И бился в уме один-единственный лишенный логики вопрос: ей будет с ним рядом так же… как с Павлом во время последнего танца?
* * *
Первая тысяча лет – ваш «век» развлечений, учили Старшие Боги. Наслаждайтесь праздным бытием и ничегонеделанием. Отдыхайте, воспевайте Создателя, творите, восхищайтесь, живите в радости – заслужили.
Старшие призывали молодых поклоняться Кронису – Богу времени – тому, кто лично отбирал души, которым предстояло обрести божественное воплощение.
Эмия, Калея, Зареон, Юпитрес и еще десятки им подобных – молодняк. Когда-то в далеком прошлом люди, достигшие «земного» просветления, те, кто набрал максимальное количество манны благими поступками.
Заслужили…
«Пройдут годы, и ваша праздная жизнь дополнится ответственностью – вы приобретете новые роли в повелевании людскими судьбами, обретете могущество…»

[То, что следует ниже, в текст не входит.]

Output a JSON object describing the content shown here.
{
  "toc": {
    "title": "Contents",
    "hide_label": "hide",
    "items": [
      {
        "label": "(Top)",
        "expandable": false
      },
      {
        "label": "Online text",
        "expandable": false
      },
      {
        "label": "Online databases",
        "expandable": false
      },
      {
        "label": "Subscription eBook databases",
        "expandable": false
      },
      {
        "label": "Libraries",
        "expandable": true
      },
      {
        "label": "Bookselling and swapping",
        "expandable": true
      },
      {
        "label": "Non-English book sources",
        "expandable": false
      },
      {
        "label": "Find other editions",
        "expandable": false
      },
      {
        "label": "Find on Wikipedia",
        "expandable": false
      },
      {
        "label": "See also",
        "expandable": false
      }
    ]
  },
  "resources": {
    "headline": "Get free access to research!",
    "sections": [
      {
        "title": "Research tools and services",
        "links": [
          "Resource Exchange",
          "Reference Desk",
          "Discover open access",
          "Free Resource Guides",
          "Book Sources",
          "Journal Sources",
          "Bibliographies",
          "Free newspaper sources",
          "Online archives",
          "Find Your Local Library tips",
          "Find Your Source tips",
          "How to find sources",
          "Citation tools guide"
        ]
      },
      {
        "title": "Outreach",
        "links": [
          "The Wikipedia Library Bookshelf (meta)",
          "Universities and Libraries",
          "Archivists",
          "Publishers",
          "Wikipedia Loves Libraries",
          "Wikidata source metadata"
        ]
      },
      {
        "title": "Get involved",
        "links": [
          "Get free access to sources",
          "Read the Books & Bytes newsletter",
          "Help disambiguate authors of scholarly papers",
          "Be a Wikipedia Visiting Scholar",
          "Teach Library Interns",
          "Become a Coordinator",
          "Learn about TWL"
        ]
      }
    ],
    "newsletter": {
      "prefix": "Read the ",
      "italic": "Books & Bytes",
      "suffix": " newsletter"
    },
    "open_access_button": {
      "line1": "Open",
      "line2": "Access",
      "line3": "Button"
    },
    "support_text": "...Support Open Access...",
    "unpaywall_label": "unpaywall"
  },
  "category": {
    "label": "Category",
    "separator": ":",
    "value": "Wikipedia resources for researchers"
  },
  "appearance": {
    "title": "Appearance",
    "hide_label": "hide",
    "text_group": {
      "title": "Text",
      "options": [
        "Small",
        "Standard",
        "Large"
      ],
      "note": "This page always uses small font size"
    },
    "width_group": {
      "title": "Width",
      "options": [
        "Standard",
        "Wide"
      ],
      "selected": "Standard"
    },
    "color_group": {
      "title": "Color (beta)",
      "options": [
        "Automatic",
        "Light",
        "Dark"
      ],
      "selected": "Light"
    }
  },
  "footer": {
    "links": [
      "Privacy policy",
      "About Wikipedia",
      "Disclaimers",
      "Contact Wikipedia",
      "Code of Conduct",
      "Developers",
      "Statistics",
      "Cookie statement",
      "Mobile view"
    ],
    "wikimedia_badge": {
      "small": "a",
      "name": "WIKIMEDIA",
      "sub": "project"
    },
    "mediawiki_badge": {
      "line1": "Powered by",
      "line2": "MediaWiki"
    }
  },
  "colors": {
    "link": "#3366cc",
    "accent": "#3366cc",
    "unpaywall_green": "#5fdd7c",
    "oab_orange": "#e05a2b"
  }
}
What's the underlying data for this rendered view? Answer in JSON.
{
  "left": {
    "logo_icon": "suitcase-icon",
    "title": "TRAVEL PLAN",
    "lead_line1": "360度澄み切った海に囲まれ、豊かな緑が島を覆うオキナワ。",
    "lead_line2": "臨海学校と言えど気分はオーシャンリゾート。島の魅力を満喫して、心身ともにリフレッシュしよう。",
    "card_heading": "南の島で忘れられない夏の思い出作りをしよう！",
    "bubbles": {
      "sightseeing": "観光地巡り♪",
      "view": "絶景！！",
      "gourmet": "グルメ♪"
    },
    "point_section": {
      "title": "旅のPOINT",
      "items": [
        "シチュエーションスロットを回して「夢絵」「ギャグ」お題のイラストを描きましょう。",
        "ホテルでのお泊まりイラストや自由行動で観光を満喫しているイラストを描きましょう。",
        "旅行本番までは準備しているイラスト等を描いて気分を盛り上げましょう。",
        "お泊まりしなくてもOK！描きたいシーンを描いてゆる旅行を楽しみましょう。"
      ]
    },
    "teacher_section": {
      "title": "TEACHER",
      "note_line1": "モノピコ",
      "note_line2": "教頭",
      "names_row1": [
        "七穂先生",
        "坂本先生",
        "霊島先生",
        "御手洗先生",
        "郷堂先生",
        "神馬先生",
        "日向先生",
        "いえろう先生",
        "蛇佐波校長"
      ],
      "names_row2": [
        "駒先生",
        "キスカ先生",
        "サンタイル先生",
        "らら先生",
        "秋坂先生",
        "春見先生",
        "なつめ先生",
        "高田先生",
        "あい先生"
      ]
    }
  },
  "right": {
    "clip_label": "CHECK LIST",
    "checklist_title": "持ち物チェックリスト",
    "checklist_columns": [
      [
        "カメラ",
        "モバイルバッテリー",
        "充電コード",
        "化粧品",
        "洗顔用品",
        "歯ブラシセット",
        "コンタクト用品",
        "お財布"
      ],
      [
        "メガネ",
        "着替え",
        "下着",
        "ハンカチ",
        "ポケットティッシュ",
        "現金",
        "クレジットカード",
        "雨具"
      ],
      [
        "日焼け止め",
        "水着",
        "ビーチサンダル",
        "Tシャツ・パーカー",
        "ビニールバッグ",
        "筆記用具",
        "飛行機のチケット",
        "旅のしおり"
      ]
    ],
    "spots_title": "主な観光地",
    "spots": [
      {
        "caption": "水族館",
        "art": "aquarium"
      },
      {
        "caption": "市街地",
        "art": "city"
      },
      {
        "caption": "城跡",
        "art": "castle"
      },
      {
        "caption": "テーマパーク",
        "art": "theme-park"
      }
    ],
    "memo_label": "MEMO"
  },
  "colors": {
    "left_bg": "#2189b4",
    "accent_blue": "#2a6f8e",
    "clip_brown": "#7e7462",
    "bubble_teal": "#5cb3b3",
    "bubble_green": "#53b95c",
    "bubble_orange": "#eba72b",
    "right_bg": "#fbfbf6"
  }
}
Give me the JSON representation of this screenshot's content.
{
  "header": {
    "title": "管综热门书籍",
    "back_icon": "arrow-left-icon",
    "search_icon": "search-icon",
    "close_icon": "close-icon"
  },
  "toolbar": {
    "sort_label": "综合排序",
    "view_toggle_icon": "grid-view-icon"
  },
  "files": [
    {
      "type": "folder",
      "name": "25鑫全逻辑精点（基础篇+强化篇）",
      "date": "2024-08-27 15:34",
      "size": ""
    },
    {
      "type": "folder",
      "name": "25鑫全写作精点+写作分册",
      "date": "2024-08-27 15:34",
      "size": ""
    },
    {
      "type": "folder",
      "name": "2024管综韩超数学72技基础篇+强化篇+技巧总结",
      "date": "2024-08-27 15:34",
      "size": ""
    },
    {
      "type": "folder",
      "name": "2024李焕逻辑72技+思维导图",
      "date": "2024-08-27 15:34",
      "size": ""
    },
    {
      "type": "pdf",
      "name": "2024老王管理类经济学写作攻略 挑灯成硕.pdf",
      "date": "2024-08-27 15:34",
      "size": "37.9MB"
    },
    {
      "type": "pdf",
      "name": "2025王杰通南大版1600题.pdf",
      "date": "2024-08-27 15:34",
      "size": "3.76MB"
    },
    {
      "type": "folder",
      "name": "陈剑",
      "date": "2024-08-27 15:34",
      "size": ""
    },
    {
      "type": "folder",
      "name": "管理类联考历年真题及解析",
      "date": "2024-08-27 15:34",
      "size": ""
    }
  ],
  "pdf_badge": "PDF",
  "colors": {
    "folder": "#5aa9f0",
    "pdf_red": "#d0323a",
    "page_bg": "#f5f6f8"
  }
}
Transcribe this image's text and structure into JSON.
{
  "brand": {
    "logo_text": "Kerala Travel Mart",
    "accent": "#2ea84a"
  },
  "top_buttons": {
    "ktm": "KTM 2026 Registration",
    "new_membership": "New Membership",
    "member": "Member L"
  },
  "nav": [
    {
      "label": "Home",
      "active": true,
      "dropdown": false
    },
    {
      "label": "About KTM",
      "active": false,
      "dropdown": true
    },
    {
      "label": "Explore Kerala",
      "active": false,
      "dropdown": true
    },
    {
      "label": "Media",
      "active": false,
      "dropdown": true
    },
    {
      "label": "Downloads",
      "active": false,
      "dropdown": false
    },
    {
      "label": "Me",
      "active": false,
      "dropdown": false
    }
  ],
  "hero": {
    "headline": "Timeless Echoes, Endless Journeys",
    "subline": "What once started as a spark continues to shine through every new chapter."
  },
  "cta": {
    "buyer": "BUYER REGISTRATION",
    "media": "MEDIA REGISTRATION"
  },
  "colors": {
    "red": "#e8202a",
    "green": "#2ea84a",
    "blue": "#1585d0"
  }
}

Могущество Эмию пока не интересовало. А вот определение «пройдут годы» навевало на нее такую пресную скуку, какую не навевала бы обещанная следующие три тысячи лет по утрам сваренная на воде овсянка.
Пройдут годы…
Если Кронис когда-то ее отобрал, значит, чувствовал в ней божественный потенциал.
Однако, похоже, не учел того, что Эмия в роли человека не нагулялась.
* * *
– Снова стать этим человеком? Ты уверена, Эфина?
– Уверена. И дай ему полный доступ, как в прошлый раз.
– Я уже говорил, что полный доступ более невозможен.
– Дай максимально полный из дозволенного. И просто побудь им.
Павл будто ревновал.
– Давай, я жду.
Вздох, раздражение, насупленный взгляд – нет, она позволила этому роботу выказывать слишком много эмоций.
– Он тебе нравится?
– Не твое дело.
– А что в этом доме мое? Заряжаться? Вытирать пыль, мыть полы, посуду?
– Павл!
– Слушаюсь, госпожа.
Трансформация сопровождалась длинным и укоризненным вздохом.
На нее снова смотрел другой. И поле в квартире изменилось, завибрировало незнакомыми эмоциями. А взгляд такой, какой ее робот никогда не смог бы сымитировать, – удивленный, раздраженный, делано-безразличный. Все потому что где-то очень больно внутри.
Она видела, как стоящий перед ней человек привычно старается защититься от того, что не понимает, боится снова испытать страдания – вероятно, сейчас Эмия ему снится. Или чудится в мыслях, и он не понимает, зачем и почему.
– Привет.
Павл зажал Дарину и рот, и мимику, и движения.
– Помнишь меня?
Во взгляд прокралась дерзкая, но почему-то грустная улыбка – мол, помню, только «что толку?»
– И я тебя помню.
Чужое для него тело, чужие глаза, прикинувшиеся его собственными – Дарин глядел на Эмию словно давным-давно запертый в клетке зверь, чья шерсть давно свалялась. Зверь, который давно отвык от вкусной еды и свободы, покорился судьбе и теперь лежал в дальнем углу, ожидая кончины.
– Не грусти, слышишь?
Она коснулась своими пальцами теплой мужской руки, ободряюще сжала ее.
Павл смог блокировать многое, но все же незнакомый ей доселе запах мужской парфюмированной воды пробрался наверх вместе с аурой. Эмия приблизилась к мужскому лицу и вдохнула запах кожи – другой, человеческий, едва уловимый. Моментально вскруживший ей голову тем, что был другим, запретным здесь.
– Скажи, а я тебе нравлюсь?
Сквозь зрачки мелькнуло раздражение Павла.
А Дарин смотрел на нее иначе – как на торт, который он никогда не попробует и который давным-давно перестал хотеть. Зачем травить душу чувствами, которых не испытать?